Giselle assistiu com horror às mãos se apertarem com ainda mais força ao
redor de Morgan. A adolescente chiou, desacordada.
— Pare, sua bruxa má! — ordenou Robert.
Ele e Nancy correram até Malvina, mas a rainha má usou magia para
afastá-los brutalmente.
A pele de Morgan foi ficando azulada conforme as vinhas continuavam a
apertá-la.
— Malvina, pare! — suplicou Giselle. — Por favor! Isso não é do seu
feitio.
— Agora é — respondeu Malvina. — Do jeitinho que você — a rainha má
fez ainda mais força com o punho — desejou.
Ao fazer tal gesto, o que restava de ar deixou os pulmões de Morgan.
Giselle derrubou a varinha. Ao cair no chão, os olhos de Morgan se
abriram. As vinhas a soltaram, e a cor saudável voltou às bochechas da
adolescente.
Bong! O relógio anunciou a meia-noite.
A magia começou a sair de Giselle.
CAPÍTULO NOVE

NA CACHOEIRA, NANCY CONSEGUIU VER EXATAMENTE O que estava acontecendo


naquele momento em Andalasia.
Edward estava caindo de joelhos com a magia se esvaindo de seu corpo.
Atrás dela no salão de baile, Pip, ainda em forma de gato, cambaleava para
longe das sombras. O mesmo brilho mágico se desprendia de seu corpo e era
sugado pelo chão.
A mágica continuava a fluir para longe de Giselle também. Ela foi ficando
mais fraca.
Malvina deu um passo à frente.
Crec!
A Varinha dos Desejos, quebrada, estava embaixo de seu pé.
A segunda badalada ecoou. Malvina encontrou sua coroa no chão e a
colocou de volta na cabeça.
Bong!
Fora do salão de baile, os estabelecimentos da avenida principal
começaram a escurecer, um a um.
A placa de boas-vindas a Monrolasia também havia mudado. Agora, ela
dizia BOAS-VINDAS A MONROLASIA — SEU CONTO DE FADAS TERMINA AQUI.
O relógio soou de novo.
Dentro do salão, com um estouro, o piso começou a rachar. Os moradores
do vilarejo que continuavam ali dentro pularam fora do caminho conforme a
fumaça e os escombros tomavam o salão.
Quando a poeira baixou, a casa na árvore onde Giselle morava em
Andalasia tinha aparecido contra a parede dos fundos. Ela estava quase
destruída.
No pé da casa na árvore estava Morgan, segurando Giselle, que ficava
mais e mais fraca a cada respiração. A magia dentro dela já tinha quase se
esgotado.
O relógio soou mais uma vez.
Robert olhou para a filha e a esposa.
— Não! — gritou ele. — Isso não acaba assim!
Ele correu para fora do salão de baile.
— Grande herói — debochou Malvina.
Morgan mal ouviu o sexto toque do relógio ao segurar a mão de sua mãe.
— Por favor, segure a minha mão. Por favor — implorou a menina.
No chão, Giselle mal conseguia manter os olhos abertos. Ela olhou para a
filha, e, então, viu sua casa na árvore. Estava em ruínas, assim como o mundo
que ela tinha criado.
— Sinto muito — lamentou Giselle, os olhos começando a se fechar.
— Eu te decepcionei — chorou Morgan quando a sétima badalada ressoou.
— Ah, Morgan — disse Giselle conforme a vida se esgotava dentro de si,
— você nunca poderia me decepcionar.
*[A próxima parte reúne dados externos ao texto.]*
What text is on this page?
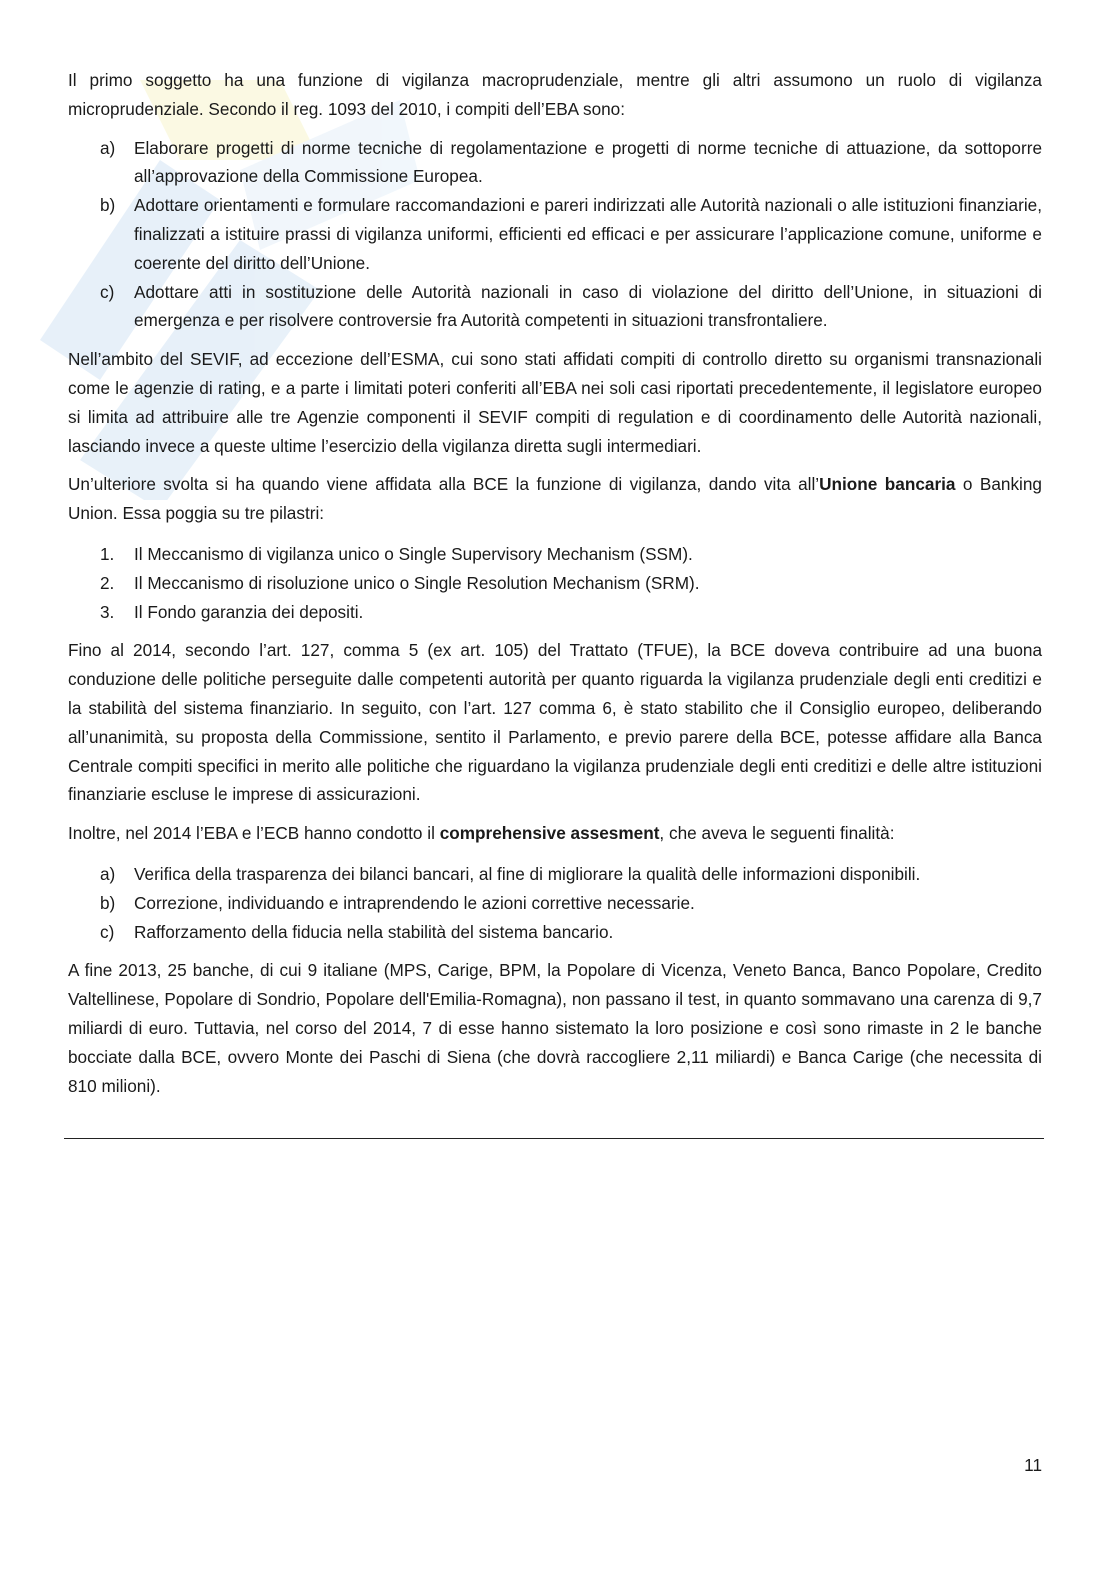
Il primo soggetto ha una funzione di vigilanza macroprudenziale, mentre gli altri assumono un ruolo di vigilanza microprudenziale. Secondo il reg. 1093 del 2010, i compiti dell’EBA sono:

a)	Elaborare progetti di norme tecniche di regolamentazione e progetti di norme tecniche di attuazione, da sottoporre all’approvazione della Commissione Europea.
b)	Adottare orientamenti e formulare raccomandazioni e pareri indirizzati alle Autorità nazionali o alle istituzioni finanziarie, finalizzati a istituire prassi di vigilanza uniformi, efficienti ed efficaci e per assicurare l’applicazione comune, uniforme e coerente del diritto dell’Unione.
c)	Adottare atti in sostituzione delle Autorità nazionali in caso di violazione del diritto dell’Unione, in situazioni di emergenza e per risolvere controversie fra Autorità competenti in situazioni transfrontaliere.

Nell’ambito del SEVIF, ad eccezione dell’ESMA, cui sono stati affidati compiti di controllo diretto su organismi transnazionali come le agenzie di rating, e a parte i limitati poteri conferiti all’EBA nei soli casi riportati precedentemente, il legislatore europeo si limita ad attribuire alle tre Agenzie componenti il SEVIF compiti di regulation e di coordinamento delle Autorità nazionali, lasciando invece a queste ultime l’esercizio della vigilanza diretta sugli intermediari.

Un’ulteriore svolta si ha quando viene affidata alla BCE la funzione di vigilanza, dando vita all’Unione bancaria o Banking Union. Essa poggia su tre pilastri:

1.	Il Meccanismo di vigilanza unico o Single Supervisory Mechanism (SSM).
2.	Il Meccanismo di risoluzione unico o Single Resolution Mechanism (SRM).
3.	Il Fondo garanzia dei depositi.

Fino al 2014, secondo l’art. 127, comma 5 (ex art. 105) del Trattato (TFUE), la BCE doveva contribuire ad una buona conduzione delle politiche perseguite dalle competenti autorità per quanto riguarda la vigilanza prudenziale degli enti creditizi e la stabilità del sistema finanziario. In seguito, con l’art. 127 comma 6, è stato stabilito che il Consiglio europeo, deliberando all’unanimità, su proposta della Commissione, sentito il Parlamento, e previo parere della BCE, potesse affidare alla Banca Centrale compiti specifici in merito alle politiche che riguardano la vigilanza prudenziale degli enti creditizi e delle altre istituzioni finanziarie escluse le imprese di assicurazioni.

Inoltre, nel 2014 l’EBA e l’ECB hanno condotto il comprehensive assesment, che aveva le seguenti finalità:

a)	Verifica della trasparenza dei bilanci bancari, al fine di migliorare la qualità delle informazioni disponibili.
b)	Correzione, individuando e intraprendendo le azioni correttive necessarie.
c)	Rafforzamento della fiducia nella stabilità del sistema bancario.

A fine 2013, 25 banche, di cui 9 italiane (MPS, Carige, BPM, la Popolare di Vicenza, Veneto Banca, Banco Popolare, Credito Valtellinese, Popolare di Sondrio, Popolare dell'Emilia-Romagna), non passano il test, in quanto sommavano una carenza di 9,7 miliardi di euro. Tuttavia, nel corso del 2014, 7 di esse hanno sistemato la loro posizione e così sono rimaste in 2 le banche bocciate dalla BCE, ovvero Monte dei Paschi di Siena (che dovrà raccogliere 2,11 miliardi) e Banca Carige (che necessita di 810 milioni).

11
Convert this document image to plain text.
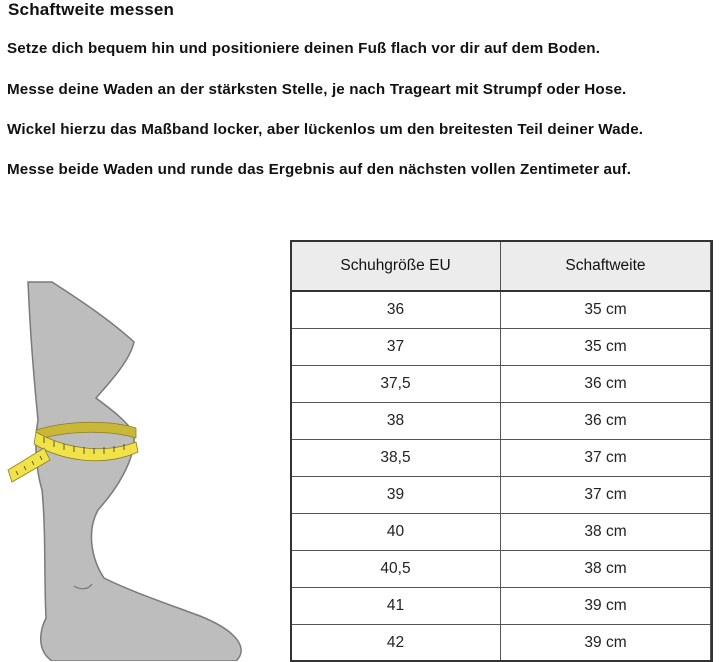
Schaftweite messen
Setze dich bequem hin und positioniere deinen Fuß flach vor dir auf dem Boden.
Messe deine Waden an der stärksten Stelle, je nach Trageart mit Strumpf oder Hose.
Wickel hierzu das Maßband locker, aber lückenlos um den breitesten Teil deiner Wade.
Messe beide Waden und runde das Ergebnis auf den nächsten vollen Zentimeter auf.
Schuhgröße EU	Schaftweite
36	35 cm
37	35 cm
37,5	36 cm
38	36 cm
38,5	37 cm
39	37 cm
40	38 cm
40,5	38 cm
41	39 cm
42	39 cm
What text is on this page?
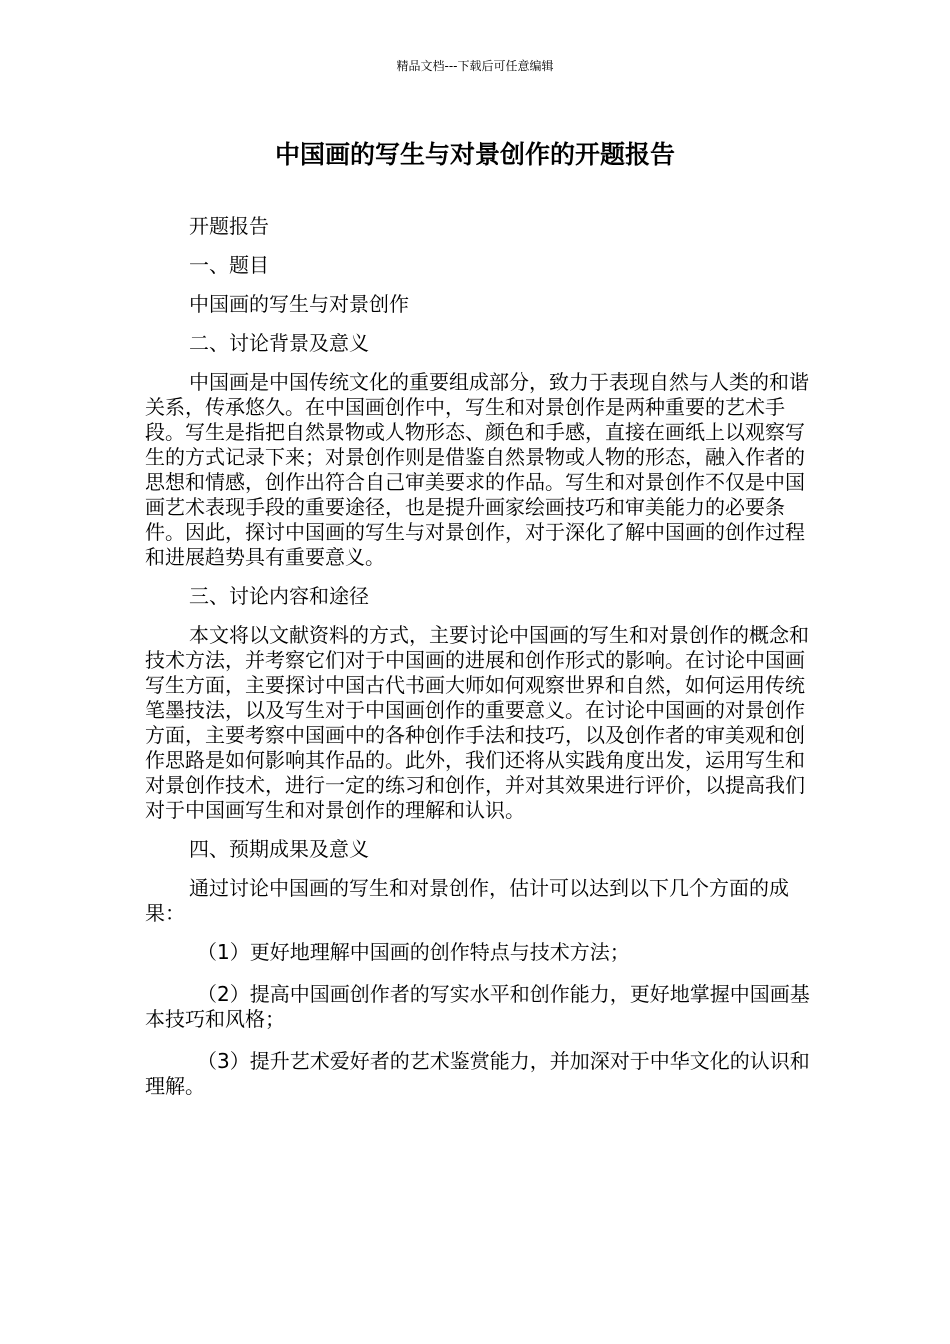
精品文档---下载后可任意编辑
中国画的写生与对景创作的开题报告

开题报告

一、题目

中国画的写生与对景创作

二、讨论背景及意义

中国画是中国传统文化的重要组成部分，致力于表现自然与人类的和谐关系，传承悠久。在中国画创作中，写生和对景创作是两种重要的艺术手段。写生是指把自然景物或人物形态、颜色和手感，直接在画纸上以观察写生的方式记录下来；对景创作则是借鉴自然景物或人物的形态，融入作者的思想和情感，创作出符合自己审美要求的作品。写生和对景创作不仅是中国画艺术表现手段的重要途径，也是提升画家绘画技巧和审美能力的必要条件。因此，探讨中国画的写生与对景创作，对于深化了解中国画的创作过程和进展趋势具有重要意义。

三、讨论内容和途径

本文将以文献资料的方式，主要讨论中国画的写生和对景创作的概念和技术方法，并考察它们对于中国画的进展和创作形式的影响。在讨论中国画写生方面，主要探讨中国古代书画大师如何观察世界和自然，如何运用传统笔墨技法，以及写生对于中国画创作的重要意义。在讨论中国画的对景创作方面，主要考察中国画中的各种创作手法和技巧，以及创作者的审美观和创作思路是如何影响其作品的。此外，我们还将从实践角度出发，运用写生和对景创作技术，进行一定的练习和创作，并对其效果进行评价，以提高我们对于中国画写生和对景创作的理解和认识。

四、预期成果及意义

通过讨论中国画的写生和对景创作，估计可以达到以下几个方面的成果：

（1）更好地理解中国画的创作特点与技术方法；

（2）提高中国画创作者的写实水平和创作能力，更好地掌握中国画基本技巧和风格；

（3）提升艺术爱好者的艺术鉴赏能力，并加深对于中华文化的认识和理解。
Eu é que fiz isso. Não você.
Outro toque, e Morgan chorou ainda mais. Restava pouco tempo para
Giselle.
— Por favor — implorou a filha. — Por favor. O que vamos fazer?
— Não há muito que possa ser feito, meu amor — respondeu Giselle.
Outro toque do relógio soou com o barulho do vento.
Logo, o desejo de Giselle seria permanente e Andalasia estaria perdida
para sempre.
— Sei que é assustador — falou Giselle, com dificuldade. — Mas você vai
ficar bem. Você é forte, e sabe quem é, não importa em qual mundo esteja.
Nunca me preocupei com o que você vai se tornar.
Morgan viu a luz dos olhos da mãe diminuir mais e mais.
— Só queria… — falou Giselle, a voz quase sumindo.
O relógio tocou de novo.
O olhar de Giselle desviou de Morgan para os pedaços da varinha
quebrada, a apenas um metro de distância. Eles pareciam cintilar, como se
chamassem por Giselle.
A vida voltou ao seu semblante.
— O que foi? — perguntou Morgan.
— Aquele pedaço da varinha — falou Giselle. — Pegue-o.
Bong!
Só faltava mais um toque.

Malvina sorriu ao também ouvir a décima primeira badalada do relógio.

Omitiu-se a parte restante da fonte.